All,
Just to be clear before starting: this is a proposal from Cloudant not just
myself :D
## What?
Introduce a user-specified shard key per document and a way for the user to
scope queries to a single shard using this key, thereby reducing query latency
by allowing the database to consult only the shard required to answer the
user's query. Documents can share a shard key and all documents with a given
shard key are written to the same shard. The shard key therefore overrides
using the document ID as the key to shard by.
## What problem does this proposal address?
To improve performance and throughput of queries generally, and specifically to
significantly decrease the effects of data size on query latency and cluster
load leading to better data scaling characteristics of the database.
CouchDB's current queries -- whether to views, search indexes or mango --
perform badly when the shard count (Q) for a database is high. This is because
the coordinator node can't know in advance which shards hold results for the
query, so must make a scatter-gather request to all shards, even those that in
the end return no results. In turn this generates more load on all servers in
the cluster because of many possibly redundant file reads.

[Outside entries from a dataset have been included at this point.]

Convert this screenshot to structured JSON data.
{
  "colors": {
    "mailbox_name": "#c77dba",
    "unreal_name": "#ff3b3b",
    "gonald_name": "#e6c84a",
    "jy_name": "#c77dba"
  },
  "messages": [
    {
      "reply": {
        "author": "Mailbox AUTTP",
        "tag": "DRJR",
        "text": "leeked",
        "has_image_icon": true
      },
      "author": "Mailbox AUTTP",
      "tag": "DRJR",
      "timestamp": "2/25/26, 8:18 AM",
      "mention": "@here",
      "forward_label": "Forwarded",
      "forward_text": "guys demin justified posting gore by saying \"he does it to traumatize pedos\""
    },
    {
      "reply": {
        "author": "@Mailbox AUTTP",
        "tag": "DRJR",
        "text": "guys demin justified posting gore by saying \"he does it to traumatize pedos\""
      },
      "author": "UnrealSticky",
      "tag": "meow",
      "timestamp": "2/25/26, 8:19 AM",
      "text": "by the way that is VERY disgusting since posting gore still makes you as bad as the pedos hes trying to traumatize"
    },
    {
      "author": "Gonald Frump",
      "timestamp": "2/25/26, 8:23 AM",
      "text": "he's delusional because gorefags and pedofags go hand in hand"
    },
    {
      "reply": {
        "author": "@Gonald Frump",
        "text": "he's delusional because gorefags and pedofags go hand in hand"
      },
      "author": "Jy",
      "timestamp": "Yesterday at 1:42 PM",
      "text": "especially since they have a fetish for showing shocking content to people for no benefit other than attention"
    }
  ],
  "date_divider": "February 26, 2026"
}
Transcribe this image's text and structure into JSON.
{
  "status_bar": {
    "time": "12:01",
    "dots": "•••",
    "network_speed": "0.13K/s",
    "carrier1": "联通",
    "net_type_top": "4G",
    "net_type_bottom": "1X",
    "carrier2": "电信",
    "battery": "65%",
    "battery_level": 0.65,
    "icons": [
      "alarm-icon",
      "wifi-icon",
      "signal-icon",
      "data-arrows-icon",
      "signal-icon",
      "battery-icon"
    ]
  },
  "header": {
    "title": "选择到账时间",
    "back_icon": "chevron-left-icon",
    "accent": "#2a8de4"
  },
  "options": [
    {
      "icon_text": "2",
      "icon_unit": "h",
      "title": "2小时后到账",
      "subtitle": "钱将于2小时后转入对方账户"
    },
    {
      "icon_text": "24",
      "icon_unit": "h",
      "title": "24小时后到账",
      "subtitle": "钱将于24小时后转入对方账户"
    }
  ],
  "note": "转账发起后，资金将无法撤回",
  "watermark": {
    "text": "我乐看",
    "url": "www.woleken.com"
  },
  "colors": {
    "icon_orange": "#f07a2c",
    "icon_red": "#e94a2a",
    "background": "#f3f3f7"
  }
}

We did some hacky performance testing of this idea by modifying the current
view API to allow one to specify a specific view shard in the query. The
results were very promising, as they showed that queries started scaling with
similar characteristics to lookups, as you'd hope for, in that Q ceased having
such a large effect and load on the cluster decreased.
## API
There are a few general considerations which act as constraints on the API. To
get these out in the open:
• The combined <shardkey>:<dockey> must be a valid document id. This enforces
uniqueness of shardkey:docid across the database and invariance between
document updates.
• Aside from calculation of shard location, we treat the combined
<shardkey>:<dockey> as we do any other document _id.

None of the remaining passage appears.